Se il Partito Socialista fosse realmente intenzionato a riconquistare uno spazio importante a sinistra avrebbe di fronte a sé un laboratorio politico molto interessante da cui trarre numerose lezioni. Chissà se sarà in grado di cogliere il senso di questo voto frontista che ha l’aria di essere una protesta radicale di natura prevalentemente economica piuttosto che uno slittamento globale verso posizioni politiche di estrema destra.
Grafico 1: Correlazione tra percentuale di voti ottenuta dal Front National al primo turno delle elezioni regionali del 2015 e tasso di disoccupazione media per il periodo 2010-2015. Sono assenti le regioni Ile-de-France e Corsica, la prima per ragioni statistiche la seconda per ragioni di disponibilità di dati. Fonte: INSEE
Grafico 2: Percentuale di voti ottenuta dal FN alle elezioni regionali del 2015 (rappresentata dall’ampiezza dei punti) in funzione del tasso di disoccupazione media per il periodo 2010-2015 (asse orizzontale), della quota di stranieri extra-europei sulla popolazione totale (asse verticale) e del tasso di mortalità netto delle imprese (valore presente all’interno dei punti). Sono assenti le regioni Ile-de-France e Corsica, la prima per ragioni statistiche la seconda per ragioni di disponibilità di dati.
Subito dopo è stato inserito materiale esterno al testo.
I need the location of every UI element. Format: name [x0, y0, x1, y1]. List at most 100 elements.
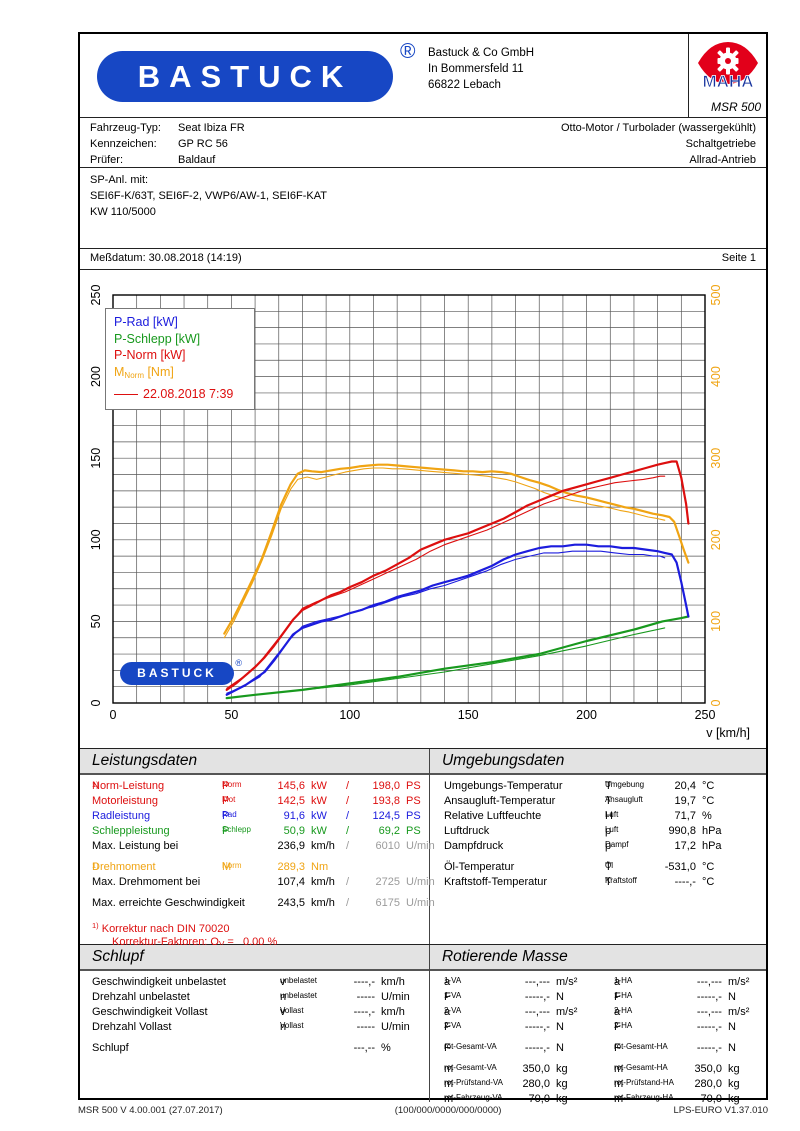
unit: U/min [406, 897, 435, 909]
value: 71,7 [674, 810, 696, 822]
value: 350,0 [694, 1063, 722, 1075]
table-row: Max. Leistung bei 236,9 km/h/6010 U/min [92, 840, 435, 852]
value: ----,- [353, 976, 375, 988]
section-title: Leistungsdaten [80, 749, 429, 775]
y-left-tick-label: 50 [89, 614, 103, 628]
unit: kg [555, 1063, 568, 1075]
drive-type: Allrad-Antrieb [689, 154, 756, 166]
row-label: Öl-Temperatur [443, 861, 515, 873]
table-row: Schlupf ---,--% [80, 1042, 429, 1057]
unit: N [727, 1042, 736, 1054]
unit: kg [555, 1078, 568, 1090]
unit: U/min [381, 991, 410, 1003]
value: -----,- [696, 1042, 722, 1054]
unit: PS [406, 825, 421, 837]
row-label: Drehzahl Vollast [92, 1021, 172, 1033]
table-row: Dampfdruck p Dampf 17,2 hPa [443, 840, 722, 852]
value: ----- [356, 991, 375, 1003]
table-row: Geschwindigkeit Vollast v Vollast ----,- km/… [92, 1006, 405, 1018]
value: ---,--- [524, 1006, 550, 1018]
report-page: BASTUCK ® Bastuck & Co GmbH In Bommersfe… [78, 32, 768, 1105]
leistungsdaten-rows: Norm-Leistung 1) P Norm 145,6 kW/198,0 PS Moto… [80, 775, 435, 912]
y-right-tick-label: 500 [709, 285, 723, 306]
value: 350,0 [522, 1063, 550, 1075]
value: 280,0 [694, 1078, 722, 1090]
table-row: m rot-Gesamt-VA 350,0 kg m rot-Gesamt-HA 350,0… [443, 1063, 740, 1075]
registered-trademark-icon: ® [235, 658, 242, 668]
dyno-chart: 0 50 100 150 200 250 0 50 100 150 200 250 0 100 200 300… [80, 270, 766, 748]
row-label: Umgebungs-Temperatur [443, 780, 563, 792]
maha-logo-icon: MAHA [697, 42, 758, 91]
vehicle-label: Prüfer: [90, 154, 124, 166]
company-address: Bastuck & Co GmbH In Bommersfeld 11 6682… [428, 45, 534, 93]
table-row: Öl-Temperatur T Öl -531,0 °C [443, 861, 715, 873]
umgebungsdaten-rows: Umgebungs-Temperatur T Umgebung 20,4 °C Ansau… [430, 775, 766, 891]
bastuck-header: BASTUCK ® Bastuck & Co GmbH In Bommersfe… [80, 34, 688, 117]
unit: N [555, 991, 564, 1003]
table-row: Umgebungs-Temperatur T Umgebung 20,4 °C [443, 780, 715, 792]
unit: m/s² [555, 1006, 578, 1018]
unit: Nm [311, 861, 329, 873]
slash: / [346, 780, 350, 792]
row-label: Luftdruck [443, 825, 490, 837]
unit: U/min [406, 876, 435, 888]
schlupf-rows: Geschwindigkeit unbelastet v unbelastet ---… [80, 971, 429, 1057]
legend-item: 22.08.2018 7:39 [114, 386, 246, 403]
y-right-tick-label: 300 [709, 448, 723, 469]
x-tick-label: 100 [339, 708, 360, 722]
row-label: Ansaugluft-Temperatur [443, 795, 556, 807]
y-left-tick-label: 0 [89, 699, 103, 706]
config-code: (100/000/0000/000/0000) [394, 1105, 502, 1116]
unit: PS [406, 810, 421, 822]
vehicle-label: Kennzeichen: [90, 138, 157, 150]
lps-version: LPS-EURO V1.37.010 [673, 1105, 768, 1116]
unit: kW [311, 810, 327, 822]
table-row: F 1-VA -----,- N F 1-HA -----,- N [443, 991, 736, 1003]
registered-trademark-icon: ® [400, 40, 416, 63]
unit: °C [701, 795, 715, 807]
value: 19,7 [674, 795, 696, 807]
rotierende-masse-rows: a 1-VA ---,--- m/s² a 1-HA ---,--- m/s² F 1-VA ---… [430, 971, 766, 1108]
table-row: Max. Drehmoment bei 107,4 km/h/2725 U/min [92, 876, 435, 888]
report-header: BASTUCK ® Bastuck & Co GmbH In Bommersfe… [80, 34, 766, 118]
unit: N [555, 1021, 564, 1033]
table-row: m rot-Prüfstand-VA 280,0 kg m rot-Prüfstand-H… [443, 1078, 740, 1090]
slash: / [346, 825, 350, 837]
value: 990,8 [668, 825, 696, 837]
value: -----,- [696, 1021, 722, 1033]
value: ----,- [674, 876, 696, 888]
table-row: Motorleistung P Mot 142,5 kW/193,8 PS [92, 795, 421, 807]
y-right-tick-label: 0 [709, 699, 723, 706]
gearbox-type: Schaltgetriebe [685, 138, 756, 150]
table-row: Kraftstoff-Temperatur T Kraftstoff ----,- °C [443, 876, 715, 888]
x-tick-label: 50 [224, 708, 238, 722]
y-left-tick-label: 200 [89, 366, 103, 387]
unit: % [701, 810, 712, 822]
unit: hPa [701, 840, 722, 852]
series-P-Norm 22.08.2018 7:39 [226, 475, 666, 689]
vehicle-label: Fahrzeug-Typ: [90, 122, 161, 134]
table-row: Max. erreichte Geschwindigkeit 243,5 km/h /… [92, 897, 435, 909]
table-row: Schleppleistung P Schlepp 50,9 kW/69,2 PS [92, 825, 421, 837]
slash: / [346, 795, 350, 807]
table-row: Relative Luftfeuchte H Luft 71,7% [443, 810, 712, 822]
chart-legend: P-Rad [kW] P-Schlepp [kW] P-Norm [kW] MNorm… [105, 308, 255, 410]
measurement-date-row: Meßdatum: 30.08.2018 (14:19) Seite 1 [80, 249, 766, 270]
legend-item: P-Schlepp [kW] [114, 331, 201, 346]
table-row: Ansaugluft-Temperatur T Ansaugluft 19,7 °C [443, 795, 715, 807]
row-label: Geschwindigkeit Vollast [92, 1006, 208, 1018]
leistungsdaten-section: Leistungsdaten Norm-Leistung 1) P Norm 145,… [80, 749, 435, 949]
vehicle-value: GP RC 56 [178, 138, 228, 150]
unit: m/s² [727, 976, 750, 988]
exhaust-config-box: SP-Anl. mit: SEI6F-K/63T, SEI6F-2, VWP6/… [80, 168, 766, 249]
unit: PS [406, 780, 421, 792]
series-P-Schlepp 30.08.2018 [225, 615, 690, 700]
value: 69,2 [378, 825, 400, 837]
series-P-Norm 30.08.2018 [225, 460, 690, 691]
x-tick-label: 0 [110, 708, 117, 722]
row-label: Dampfdruck [443, 840, 504, 852]
unit: m/s² [555, 976, 578, 988]
device-model-label: MSR 500 [710, 100, 761, 114]
address-line: Bastuck & Co GmbH [428, 47, 535, 59]
bastuck-watermark-logo: BASTUCK [120, 662, 234, 685]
Fonte: INSEE
[1] L’esito del ballottaggio del 13 dicembre ha sancito una spartizione delle regioni francesi tra il Partito di Francois Hollande e il Partito di Nicolas Sarkozy. Il Front National non ha ottenuto la maggioranza in nessuna regione.
[2] La quota di non europei sulla popolazione totale rappresenta, più precisamente, la quota dei residenti sprovvisti di nazionalità francese fornita dall’INSEE, l’istituto nazionale francese per le statistiche economiche e sociali.
[3] Il tasso di mortalità netta delle imprese è costruito come il rapporto tra il numero di imprese fallite e il numero di nuove imprese in alcuni dei principali settori produttivi: industria, costruzioni, commercio, trasporti e ristorazione. La scelta dei settori è legata alla disponibilità dei dati forniti dall’INSEE.